Does Denis Johnson do interviews?

I've liked several Denis Johnson books I've read (Tree of Smoke an exception - he works far better in shorter, more condensed forms) and was glad to see new "story" from him in current New Yorker, The Largesse of the Sea Maiden, if I can read the awful typography correctly, not a great title in any event - titls are not DJ's strength as a writer. I put story in quotes because this piece, as is so often the case in TNYer, appears to be a selection from a longer work: let's call it a piece of fiction, then, a profile of slice of life of a 60ish ad exec living in San Diego, twice divorced and now on 3rd marriage, returns to NYC to pick up some kind of advertising award, and finds himself much older than other ad execs and bit of an odd man out - in other words, this looks very much like a Don Draper 30 years down the road. The strength of the piece is Johnson's ability to create a vignette: it's a composition of short pieces, each a titled vignette, that when pieced together make, I believe, a full picture of the ad-man - it's a technique we saw in Mr and Mrs Bridge (those short vignettes were enumerated, not titled) - and it makes this piece of fiction a little frustrating because we get these very sharp snapshots but not the full portrait (that's what makes me think these must be part of a longer piece): character retreating to the men's room during the awards ceremony (a scene we've all seen in movies, btw - e.g., the recent ...in a World); a night of heavy drinking that leads to destruction of a valuable piece of art when idiotic owner tosses it drunkenly into the fireplace (reminds me of a scene in The Idiot) - art is a big theme in this piece of fiction, the ad man is something of a connoisseur as I believe Johnson may be.
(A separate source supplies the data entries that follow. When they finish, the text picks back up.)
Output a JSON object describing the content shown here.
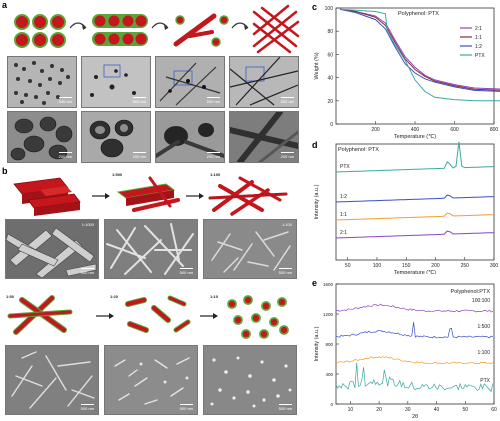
{
  "panel_labels": {
    "a": "a",
    "b": "b",
    "c": "c",
    "d": "d",
    "e": "e"
  },
  "panel_a": {
    "scale_bars_row1": [
      "500 nm",
      "500 nm",
      "500 nm",
      "500 nm"
    ],
    "scale_bars_row2": [
      "200 nm",
      "200 nm",
      "200 nm",
      "200 nm"
    ]
  },
  "panel_b": {
    "top_ratios": [
      "1:500",
      "1:100"
    ],
    "top_scale_bars": [
      "500 nm",
      "500 nm",
      "500 nm"
    ],
    "top_tags": [
      "1:1000",
      "1:100"
    ],
    "bottom_ratios": [
      "1:50",
      "1:20",
      "1:10"
    ],
    "bottom_scale_bars": [
      "500 nm",
      "500 nm",
      "500 nm"
    ]
  },
  "colors": {
    "red": "#c4161c",
    "green": "#5aa53a",
    "purple": "#8e44c4",
    "blue": "#3b4ec8",
    "orange": "#f0a030",
    "teal": "#3ca8a0"
  },
  "chart_data": [
    {
      "type": "line",
      "title": "Polyphenol: PTX",
      "xlabel": "Temperature (℃)",
      "ylabel": "Weight (%)",
      "xlim": [
        0,
        800
      ],
      "ylim": [
        0,
        100
      ],
      "x_ticks": [
        "200",
        "400",
        "600",
        "800"
      ],
      "y_ticks": [
        "0",
        "20",
        "40",
        "60",
        "80",
        "100"
      ],
      "legend_position": "top-right",
      "series": [
        {
          "name": "2:1",
          "color": "#8e44c4",
          "x": [
            20,
            100,
            200,
            250,
            300,
            350,
            400,
            450,
            500,
            600,
            700,
            850
          ],
          "y": [
            99,
            97,
            93,
            87,
            72,
            58,
            49,
            42,
            38,
            34,
            31,
            30
          ]
        },
        {
          "name": "1:1",
          "color": "#8a2a2a",
          "x": [
            20,
            100,
            200,
            250,
            300,
            350,
            400,
            450,
            500,
            600,
            700,
            850
          ],
          "y": [
            99,
            97,
            92,
            85,
            70,
            56,
            47,
            41,
            37,
            33,
            30,
            29
          ]
        },
        {
          "name": "1:2",
          "color": "#3b4ec8",
          "x": [
            20,
            100,
            200,
            250,
            300,
            350,
            400,
            450,
            500,
            600,
            700,
            850
          ],
          "y": [
            99,
            96,
            90,
            82,
            66,
            52,
            44,
            39,
            36,
            32,
            29,
            28
          ]
        },
        {
          "name": "PTX",
          "color": "#3ca8a0",
          "x": [
            20,
            100,
            200,
            250,
            260,
            300,
            350,
            400,
            450,
            500,
            600,
            700,
            850
          ],
          "y": [
            99,
            98,
            97,
            95,
            80,
            68,
            55,
            38,
            28,
            23,
            21,
            20,
            20
          ]
        }
      ]
    },
    {
      "type": "line",
      "title": "Polyphenol: PTX",
      "xlabel": "Temperature (℃)",
      "ylabel": "Intensity (a.u.)",
      "xlim": [
        30,
        300
      ],
      "x_ticks": [
        "50",
        "100",
        "150",
        "200",
        "250",
        "300"
      ],
      "series": [
        {
          "name": "PTX",
          "color": "#3ca8a0"
        },
        {
          "name": "1:2",
          "color": "#3b4ec8"
        },
        {
          "name": "1:1",
          "color": "#f0a030"
        },
        {
          "name": "2:1",
          "color": "#8e44c4"
        }
      ]
    },
    {
      "type": "line",
      "title": "Polyphenol:PTX",
      "xlabel": "2θ",
      "ylabel": "Intensity (a.u.)",
      "xlim": [
        5,
        60
      ],
      "x_ticks": [
        "10",
        "20",
        "30",
        "40",
        "50",
        "60"
      ],
      "y_ticks": [
        "0",
        "400",
        "800",
        "1200",
        "1600"
      ],
      "series": [
        {
          "name": "100:100",
          "color": "#8e44c4"
        },
        {
          "name": "1:500",
          "color": "#3b4ec8"
        },
        {
          "name": "1:100",
          "color": "#f0a030"
        },
        {
          "name": "PTX",
          "color": "#3ca8a0"
        }
      ]
    }
  ]
}
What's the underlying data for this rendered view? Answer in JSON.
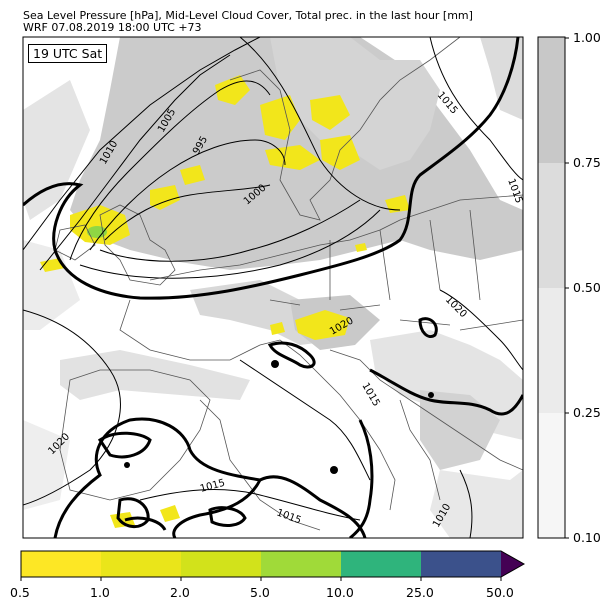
{
  "title": {
    "line1": "Sea Level Pressure [hPa], Mid-Level Cloud Cover, Total prec. in the last hour [mm]",
    "line2": "WRF 07.08.2019 18:00 UTC +73"
  },
  "time_label": "19 UTC Sat",
  "isobar_labels": [
    "1015",
    "1010",
    "1005",
    "995",
    "1000",
    "1020",
    "1020",
    "1020",
    "1015",
    "1015",
    "1015",
    "1010",
    "1015"
  ],
  "cloud_colorbar": {
    "ticks": [
      "1.00",
      "0.75",
      "0.50",
      "0.25",
      "0.10"
    ],
    "colors": [
      "#c8c8c8",
      "#dcdcdc",
      "#ebebeb",
      "#f6f6f6"
    ]
  },
  "precip_colorbar": {
    "ticks": [
      "0.5",
      "1.0",
      "2.0",
      "5.0",
      "10.0",
      "25.0",
      "50.0"
    ],
    "colors": [
      "#fde725",
      "#eae51a",
      "#d2e21b",
      "#a0da39",
      "#2fb47c",
      "#3b518b",
      "#440154"
    ]
  },
  "colors": {
    "coast": "#555555",
    "isobar": "#000000",
    "cloud_dark": "#c8c8c8",
    "cloud_light": "#e6e6e6",
    "rain": "#f2e61b",
    "rain_green": "#8fd744"
  }
}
As a side note, Johnson is often characterized as someone who shuns the press and interviews, but that's not entirely the case - it's a defense he may have built over the years, but when he was just starting out I read his 2nd novel, Fiskadoro, and liked it - I was a books editor at the time - and easily call Johnson, who was then living on the Cape and working in his wife's art gallery (a source for this current fiction?) and we spoke for quite a while - and I hope I wasn't the one to turn him off interviews (I doubt it). He's gone on to do a lot of fine writing since that day, so - good for him. No need to do interviews - let the work speak for itself, or more accurately for the author.